Les débats autour de l'armée suisse passent à la vitesse supérieure. Des citoyens et des associations militaires demandent à ce que les soldats puissent non seulement emporter leur arme personnelle à domicile, mais aussi des munitions. Compte tenu de l'aggravation de la situation sécuritaire mondiale, ils estiment que les soldats doivent pouvoir être rapidement mobilisables en cas de crise.
Depuis 2007 déjà, les militaires n'ont plus le droit de stocker les munitions dites de poche chez eux. Le Conseil fédéral et le Parlement avaient pris cette décision à cause de la multiplication des suicides avec des armes militaires. Mais désormais, des voix s'élèvent pour demander de changer la donne.
Les armes militaires, des catalyseurs de violences
Une vision absurde selon la gauche. Elle estime au contraire que les armes militaires remises aux soldats après leur service obligatoire doivent être récupérées – et ce, dans le cas où l'arme n'a pas été utilisée depuis plus de dix ans dans le cadre des tirs sportifs. L'objectif? Renforcer la prévention contre les homicides domestiques.
Raison pour laquelle pas moins de 33 membres du Conseil national ont cosigné la motion déposée par l'élue socialiste Priska Seiler Graf. La Zurichoise se base sur l'étude «Homicides par armes à feu dans la sphère domestique» du Bureau fédéral de l'égalité entre femmes et hommes. Ce rapport met en évidence l’utilisation fréquente d’armes de poing ainsi que d’anciennes armes militaires dans ce type de violences. Entre 2015 et 2022, sur les 41 infractions, une seule a été commise par une femme. La grande majorité des auteurs sont de nationalité suisse et ont en moyenne 63,2 ans. Alors que les victimes sont principalement des femmes, âgées en moyenne de 54,2 ans. Dans tous les cas répertoriés, l’auteur des faits s’est suicidé par la suite.
L'étude conclut que les anciennes armes militaires constituent un facteur de risque dans les ménages: «Un auteur potentiel qui a l’intention non seulement de tuer sa partenaire (et éventuellement d’autres membres de la famille tels que les enfants) mais aussi de se suicider ensuite peut plus facilement passer à l’acte si une arme à feu est à disposition dans le ménage.»
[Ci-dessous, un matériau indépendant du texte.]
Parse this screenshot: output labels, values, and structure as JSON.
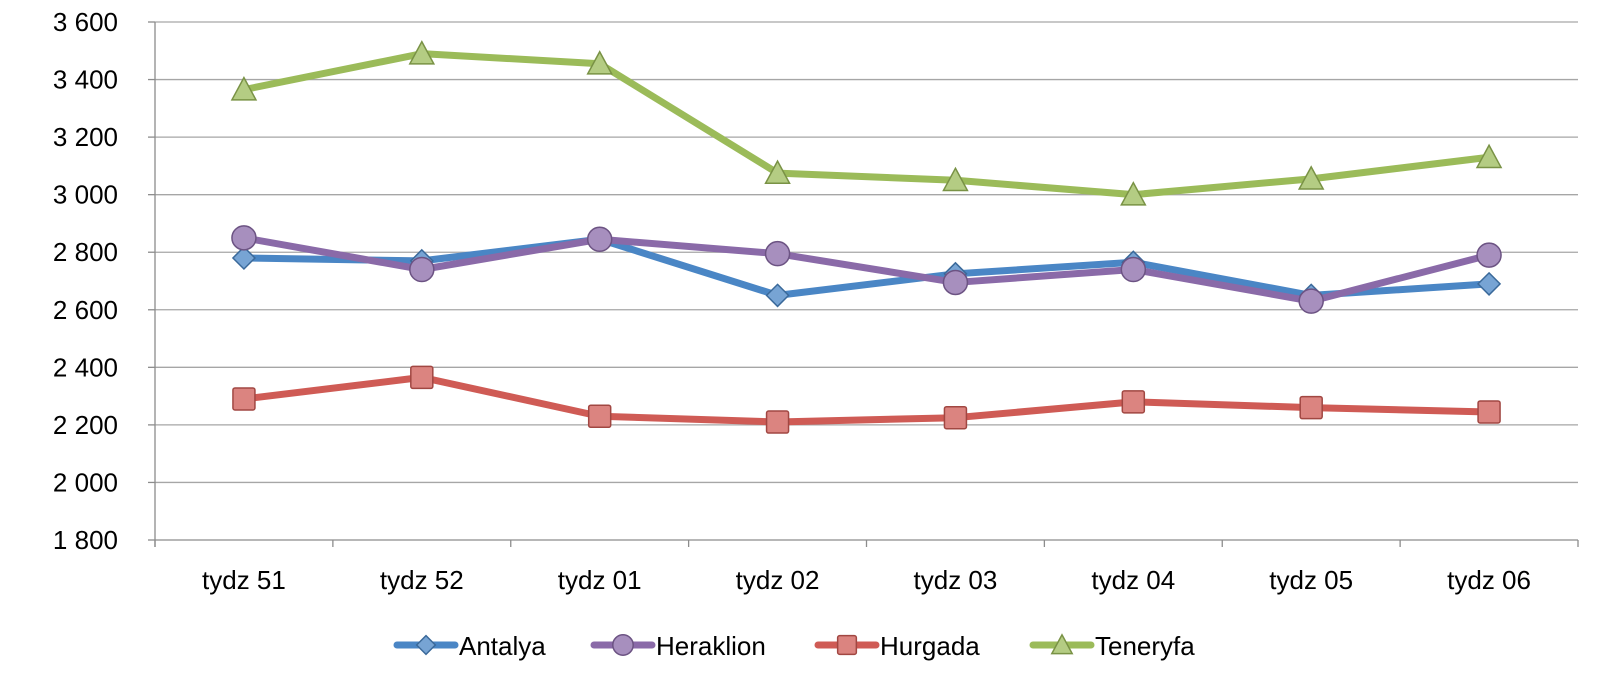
{
  "chart_data": {
    "type": "line",
    "categories": [
      "tydz 51",
      "tydz 52",
      "tydz 01",
      "tydz 02",
      "tydz 03",
      "tydz 04",
      "tydz 05",
      "tydz 06"
    ],
    "y_ticks": [
      "1 800",
      "2 000",
      "2 200",
      "2 400",
      "2 600",
      "2 800",
      "3 000",
      "3 200",
      "3 400",
      "3 600"
    ],
    "ylim": [
      1800,
      3600
    ],
    "ytick_step": 200,
    "grid": "horizontal",
    "legend_position": "bottom",
    "series": [
      {
        "name": "Antalya",
        "marker": "diamond",
        "color": "#4a86c5",
        "values": [
          2780,
          2770,
          2845,
          2650,
          2725,
          2765,
          2650,
          2690
        ]
      },
      {
        "name": "Heraklion",
        "marker": "circle",
        "color": "#8a6aa8",
        "values": [
          2850,
          2740,
          2845,
          2795,
          2695,
          2740,
          2630,
          2790
        ]
      },
      {
        "name": "Hurgada",
        "marker": "square",
        "color": "#cf5b55",
        "values": [
          2290,
          2365,
          2230,
          2210,
          2225,
          2280,
          2260,
          2245
        ]
      },
      {
        "name": "Teneryfa",
        "marker": "triangle",
        "color": "#9bbb59",
        "values": [
          3365,
          3490,
          3455,
          3075,
          3050,
          3000,
          3055,
          3130
        ]
      }
    ]
  }
}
La responsabilité de l'Etat doit compter
Priska Seiler Graf et ses soutiens veulent mettre un terme à cette situation. «Ce n’est pas à l’armée de fournir, involontairement, l’arme du crime dans les cas d’homicides domestiques», affirme la conseillère nationale dans son intervention. Pour elle, la responsabilité de l’Etat ne disparaît pas sous prétexte que la privatisation des armes militaires remonte à plusieurs décennies. Bien au contraire: avec le temps, toute justification à la conservation de ces armes ne tient plus. Quiconque n’en a plus l’usage – y compris pour le tir sportif – devrait les restituer à l’Etat.
Priska Seiler Graf est convaincue que l'étude fédérale démontre clairement qu’une telle mesure peut jouer un rôle déterminant dans la prévention des homicides par arme à feu au sein des foyers.